President Donald Trump’s nominee for a top Pentagon health job said during a nomination hearing Tuesday that he thinks it is “insane” that American civilians can buy high-powered firearms for personal use.

Dean Winslow, who is under consideration for the assistant secretary of defense for health affairs post, made the remarks in response to a question from senators about Defense Department handling of domestic violence cases in light of the Texas church massacre on Sunday.

“As a doctor who cares for men, women and children, I find this (tragedy) terribly sad. It’s horrible,” he said.

“I’d also like to say, and I may get in trouble with other members of the committee, how insane it is that in the United States of America, a civilian can go out and buy a semiautomatic assault rifle like an AR-15. I think that’s an issue, not so much for this committee, but elsewhere.”

The comments drew a quick rebuke from committee Chairman Sen.

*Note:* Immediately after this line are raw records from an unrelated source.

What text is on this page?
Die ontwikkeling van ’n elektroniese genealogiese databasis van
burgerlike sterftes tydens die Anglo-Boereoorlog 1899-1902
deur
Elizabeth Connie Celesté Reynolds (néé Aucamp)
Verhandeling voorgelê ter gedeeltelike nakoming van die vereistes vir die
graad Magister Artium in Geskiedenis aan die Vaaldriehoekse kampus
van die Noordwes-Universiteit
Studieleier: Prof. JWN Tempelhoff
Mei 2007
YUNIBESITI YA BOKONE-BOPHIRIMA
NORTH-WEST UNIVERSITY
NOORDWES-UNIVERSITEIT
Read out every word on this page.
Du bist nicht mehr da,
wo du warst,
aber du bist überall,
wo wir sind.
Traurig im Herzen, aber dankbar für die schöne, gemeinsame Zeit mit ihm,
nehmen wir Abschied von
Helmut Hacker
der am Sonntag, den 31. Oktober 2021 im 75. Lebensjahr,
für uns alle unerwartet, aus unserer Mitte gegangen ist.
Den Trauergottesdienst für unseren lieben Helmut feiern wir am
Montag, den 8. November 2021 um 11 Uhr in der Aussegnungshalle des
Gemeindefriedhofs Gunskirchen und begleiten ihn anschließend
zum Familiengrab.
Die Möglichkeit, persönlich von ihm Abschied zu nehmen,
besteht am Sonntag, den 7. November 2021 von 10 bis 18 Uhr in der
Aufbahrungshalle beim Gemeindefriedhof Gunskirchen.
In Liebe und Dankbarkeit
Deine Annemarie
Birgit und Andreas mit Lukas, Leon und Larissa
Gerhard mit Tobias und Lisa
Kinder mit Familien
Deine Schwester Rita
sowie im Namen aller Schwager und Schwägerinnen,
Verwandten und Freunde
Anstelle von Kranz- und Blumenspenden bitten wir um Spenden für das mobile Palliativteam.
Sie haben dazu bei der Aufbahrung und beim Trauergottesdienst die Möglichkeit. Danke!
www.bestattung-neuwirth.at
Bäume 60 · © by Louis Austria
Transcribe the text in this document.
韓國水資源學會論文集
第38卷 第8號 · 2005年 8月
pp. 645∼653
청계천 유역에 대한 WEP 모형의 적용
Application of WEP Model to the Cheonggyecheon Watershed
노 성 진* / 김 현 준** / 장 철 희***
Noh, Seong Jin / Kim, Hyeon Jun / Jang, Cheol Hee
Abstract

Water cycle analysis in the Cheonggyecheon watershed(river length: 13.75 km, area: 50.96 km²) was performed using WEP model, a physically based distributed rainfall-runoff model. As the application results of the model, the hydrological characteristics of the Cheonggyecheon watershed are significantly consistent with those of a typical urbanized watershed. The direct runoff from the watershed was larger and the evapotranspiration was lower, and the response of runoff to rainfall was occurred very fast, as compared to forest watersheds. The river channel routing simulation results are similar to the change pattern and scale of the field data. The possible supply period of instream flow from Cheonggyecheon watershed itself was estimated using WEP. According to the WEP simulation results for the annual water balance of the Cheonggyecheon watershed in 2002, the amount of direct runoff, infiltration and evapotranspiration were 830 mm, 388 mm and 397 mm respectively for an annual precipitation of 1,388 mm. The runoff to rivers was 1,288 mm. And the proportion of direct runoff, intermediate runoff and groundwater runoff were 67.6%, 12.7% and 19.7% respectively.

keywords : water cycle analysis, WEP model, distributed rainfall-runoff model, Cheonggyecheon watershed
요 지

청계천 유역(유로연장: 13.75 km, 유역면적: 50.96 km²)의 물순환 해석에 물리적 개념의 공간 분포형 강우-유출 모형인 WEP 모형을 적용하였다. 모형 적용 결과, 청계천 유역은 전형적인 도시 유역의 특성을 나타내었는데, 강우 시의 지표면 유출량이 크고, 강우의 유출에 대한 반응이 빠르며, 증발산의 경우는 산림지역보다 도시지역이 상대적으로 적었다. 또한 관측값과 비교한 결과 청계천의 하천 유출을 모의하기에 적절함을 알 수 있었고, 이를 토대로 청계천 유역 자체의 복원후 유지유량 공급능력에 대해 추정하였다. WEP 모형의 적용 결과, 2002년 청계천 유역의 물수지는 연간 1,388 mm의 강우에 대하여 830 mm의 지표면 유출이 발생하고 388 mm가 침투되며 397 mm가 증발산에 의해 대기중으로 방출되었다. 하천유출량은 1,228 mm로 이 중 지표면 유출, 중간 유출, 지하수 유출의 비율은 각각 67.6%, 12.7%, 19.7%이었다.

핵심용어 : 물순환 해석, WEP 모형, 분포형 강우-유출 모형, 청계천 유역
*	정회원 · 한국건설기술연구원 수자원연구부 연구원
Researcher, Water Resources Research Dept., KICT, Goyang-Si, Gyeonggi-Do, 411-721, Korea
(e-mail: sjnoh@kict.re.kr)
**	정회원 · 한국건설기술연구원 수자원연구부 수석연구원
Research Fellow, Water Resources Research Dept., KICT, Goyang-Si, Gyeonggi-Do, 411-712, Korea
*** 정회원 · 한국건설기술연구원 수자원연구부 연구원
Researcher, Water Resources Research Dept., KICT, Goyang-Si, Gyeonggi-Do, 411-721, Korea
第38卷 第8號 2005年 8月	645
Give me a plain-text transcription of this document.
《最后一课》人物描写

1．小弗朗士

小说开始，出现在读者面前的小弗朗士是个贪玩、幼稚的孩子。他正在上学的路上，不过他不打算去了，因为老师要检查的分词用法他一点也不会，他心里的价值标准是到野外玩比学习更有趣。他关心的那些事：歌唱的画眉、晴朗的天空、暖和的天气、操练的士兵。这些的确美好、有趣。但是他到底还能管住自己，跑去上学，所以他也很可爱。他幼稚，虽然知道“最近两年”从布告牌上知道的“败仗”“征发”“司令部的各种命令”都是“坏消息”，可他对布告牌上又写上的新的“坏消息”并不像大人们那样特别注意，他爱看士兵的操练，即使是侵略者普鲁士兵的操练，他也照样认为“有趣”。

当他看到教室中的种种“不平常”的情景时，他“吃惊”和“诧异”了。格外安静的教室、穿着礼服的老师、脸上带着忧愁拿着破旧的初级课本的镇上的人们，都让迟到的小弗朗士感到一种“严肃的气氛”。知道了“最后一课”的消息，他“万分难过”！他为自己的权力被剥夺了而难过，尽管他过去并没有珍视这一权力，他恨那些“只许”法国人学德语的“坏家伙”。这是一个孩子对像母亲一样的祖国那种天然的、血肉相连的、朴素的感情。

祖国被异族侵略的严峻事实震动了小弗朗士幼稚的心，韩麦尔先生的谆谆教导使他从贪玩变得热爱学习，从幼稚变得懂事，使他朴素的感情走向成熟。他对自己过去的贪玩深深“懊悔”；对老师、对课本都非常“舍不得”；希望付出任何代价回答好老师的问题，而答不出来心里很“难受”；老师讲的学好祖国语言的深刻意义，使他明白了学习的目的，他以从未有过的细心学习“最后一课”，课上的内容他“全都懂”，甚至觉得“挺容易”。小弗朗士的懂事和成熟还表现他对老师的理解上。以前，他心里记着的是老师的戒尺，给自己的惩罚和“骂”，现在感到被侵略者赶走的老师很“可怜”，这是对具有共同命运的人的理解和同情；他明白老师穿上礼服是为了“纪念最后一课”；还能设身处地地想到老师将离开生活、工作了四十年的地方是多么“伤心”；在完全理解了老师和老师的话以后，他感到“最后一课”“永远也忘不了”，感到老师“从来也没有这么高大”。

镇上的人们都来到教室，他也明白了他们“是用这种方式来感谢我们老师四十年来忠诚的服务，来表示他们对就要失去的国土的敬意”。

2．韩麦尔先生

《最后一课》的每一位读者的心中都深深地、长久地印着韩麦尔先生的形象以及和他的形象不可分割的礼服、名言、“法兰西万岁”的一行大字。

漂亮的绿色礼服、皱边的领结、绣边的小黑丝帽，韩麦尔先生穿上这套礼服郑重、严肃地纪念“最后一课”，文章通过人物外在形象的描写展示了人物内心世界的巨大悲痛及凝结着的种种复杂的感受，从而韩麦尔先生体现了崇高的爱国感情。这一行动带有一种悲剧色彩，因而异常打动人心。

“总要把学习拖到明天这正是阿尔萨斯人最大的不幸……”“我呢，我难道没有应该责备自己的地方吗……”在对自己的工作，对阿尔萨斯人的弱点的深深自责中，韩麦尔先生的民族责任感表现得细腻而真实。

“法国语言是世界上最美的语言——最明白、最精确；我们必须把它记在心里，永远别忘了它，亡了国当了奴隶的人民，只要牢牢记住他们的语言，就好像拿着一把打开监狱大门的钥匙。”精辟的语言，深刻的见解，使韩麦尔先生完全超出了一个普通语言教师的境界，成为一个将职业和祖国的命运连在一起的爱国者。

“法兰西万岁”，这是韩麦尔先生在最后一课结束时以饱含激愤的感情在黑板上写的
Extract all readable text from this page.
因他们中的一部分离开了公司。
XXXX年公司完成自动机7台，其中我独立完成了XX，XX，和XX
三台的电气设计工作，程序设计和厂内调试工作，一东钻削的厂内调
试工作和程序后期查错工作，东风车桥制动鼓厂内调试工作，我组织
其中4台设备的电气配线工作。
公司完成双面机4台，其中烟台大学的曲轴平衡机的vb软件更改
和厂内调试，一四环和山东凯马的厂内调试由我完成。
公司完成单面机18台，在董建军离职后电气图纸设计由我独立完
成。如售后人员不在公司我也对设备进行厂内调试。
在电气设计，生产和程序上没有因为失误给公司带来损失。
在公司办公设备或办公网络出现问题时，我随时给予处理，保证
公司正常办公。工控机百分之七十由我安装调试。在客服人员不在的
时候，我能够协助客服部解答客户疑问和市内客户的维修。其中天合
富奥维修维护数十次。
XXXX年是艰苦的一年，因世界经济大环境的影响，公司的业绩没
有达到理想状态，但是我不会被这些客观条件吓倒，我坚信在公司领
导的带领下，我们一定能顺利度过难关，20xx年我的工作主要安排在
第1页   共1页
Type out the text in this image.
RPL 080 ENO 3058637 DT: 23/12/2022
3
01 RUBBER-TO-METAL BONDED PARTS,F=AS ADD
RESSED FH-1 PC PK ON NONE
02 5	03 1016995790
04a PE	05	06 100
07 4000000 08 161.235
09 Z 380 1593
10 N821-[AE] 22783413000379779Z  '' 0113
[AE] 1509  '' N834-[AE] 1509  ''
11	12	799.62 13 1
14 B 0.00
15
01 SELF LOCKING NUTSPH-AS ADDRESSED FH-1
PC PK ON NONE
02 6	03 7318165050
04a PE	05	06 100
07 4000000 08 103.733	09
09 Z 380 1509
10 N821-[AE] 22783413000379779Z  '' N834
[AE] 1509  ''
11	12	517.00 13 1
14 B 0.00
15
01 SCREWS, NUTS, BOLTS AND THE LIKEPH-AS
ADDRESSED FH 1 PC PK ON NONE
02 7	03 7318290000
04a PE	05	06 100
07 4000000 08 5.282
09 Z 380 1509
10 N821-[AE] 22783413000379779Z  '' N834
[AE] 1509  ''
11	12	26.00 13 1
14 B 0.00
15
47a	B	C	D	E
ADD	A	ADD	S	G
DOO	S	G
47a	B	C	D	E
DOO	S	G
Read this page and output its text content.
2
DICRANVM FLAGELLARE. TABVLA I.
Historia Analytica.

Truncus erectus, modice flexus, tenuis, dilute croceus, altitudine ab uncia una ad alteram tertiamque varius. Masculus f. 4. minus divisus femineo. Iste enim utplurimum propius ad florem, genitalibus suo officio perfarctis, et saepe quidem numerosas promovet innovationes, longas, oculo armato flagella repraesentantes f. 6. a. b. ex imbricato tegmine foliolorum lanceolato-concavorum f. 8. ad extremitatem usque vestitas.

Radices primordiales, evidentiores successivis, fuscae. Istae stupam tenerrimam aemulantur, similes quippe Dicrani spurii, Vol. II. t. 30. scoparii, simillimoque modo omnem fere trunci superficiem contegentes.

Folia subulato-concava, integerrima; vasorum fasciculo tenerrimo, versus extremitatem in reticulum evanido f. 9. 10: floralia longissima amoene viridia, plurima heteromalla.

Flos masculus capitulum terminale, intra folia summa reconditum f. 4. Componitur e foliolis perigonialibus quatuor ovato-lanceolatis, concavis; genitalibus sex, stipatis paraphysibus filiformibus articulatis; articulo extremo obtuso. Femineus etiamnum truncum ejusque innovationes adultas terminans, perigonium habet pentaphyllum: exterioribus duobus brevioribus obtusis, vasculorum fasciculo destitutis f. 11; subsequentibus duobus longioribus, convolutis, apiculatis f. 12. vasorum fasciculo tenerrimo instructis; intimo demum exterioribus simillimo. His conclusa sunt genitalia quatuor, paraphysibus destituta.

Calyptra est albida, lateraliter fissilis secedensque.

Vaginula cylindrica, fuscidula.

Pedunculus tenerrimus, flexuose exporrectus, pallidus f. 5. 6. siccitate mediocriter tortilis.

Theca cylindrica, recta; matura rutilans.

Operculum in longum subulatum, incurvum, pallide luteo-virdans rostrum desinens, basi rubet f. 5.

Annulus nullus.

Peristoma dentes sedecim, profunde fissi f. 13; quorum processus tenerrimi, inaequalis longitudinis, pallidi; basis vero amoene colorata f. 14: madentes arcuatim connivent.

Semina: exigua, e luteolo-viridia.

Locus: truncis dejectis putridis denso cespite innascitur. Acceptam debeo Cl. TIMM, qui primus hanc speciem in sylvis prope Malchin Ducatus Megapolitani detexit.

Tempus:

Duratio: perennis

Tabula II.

John McCain, R-Ariz., who said the issue was outside “your area of responsibility or expertise.”

Winslow was nominated by the White House for the Defense Department post last month. He most recently worked as the vice chairman of medicine at Stanford University and spent 15 years in pharmaceuticals and the biotech industry, helping develop antiretroviral drugs.

He is a retired Air Force colonel who deployed twice to Afghanistan and four times to Iraq as a flight surgeon.

Texas law enforcement officials said that 26-year-old Devin Patrick Kelley — a former airman who served in logistics readiness at Holloman Air Force Base in New Mexico — shot at least 46 people at the First Baptist Church in Sutherland Springs as part of a domestic dispute.

Kelley was convicted of domestic violence charges during his military service and given a bad conduct discharge when he was booted out of the ranks. But Air Force officials admitted on Monday they did not properly inform the FBI about the conviction, which would have made him ineligible to purchase firearms.

A broader Pentagon investigation into the mistakes is underway. Congressional lawmakers have promised to press service officials on results of those findings.

Winslow said he was not familiar with the reporting problems but promised to look into the issue if confirmed.

Whether his other gun comments will have an impact on his nomination is unclear. His nomination was one of four under consideration by the committee on Tuesday, but none of them was considered controversial by lawmakers.

McCain said he expects the committee to vote on whether to forward the nominees to the full Senate later this week.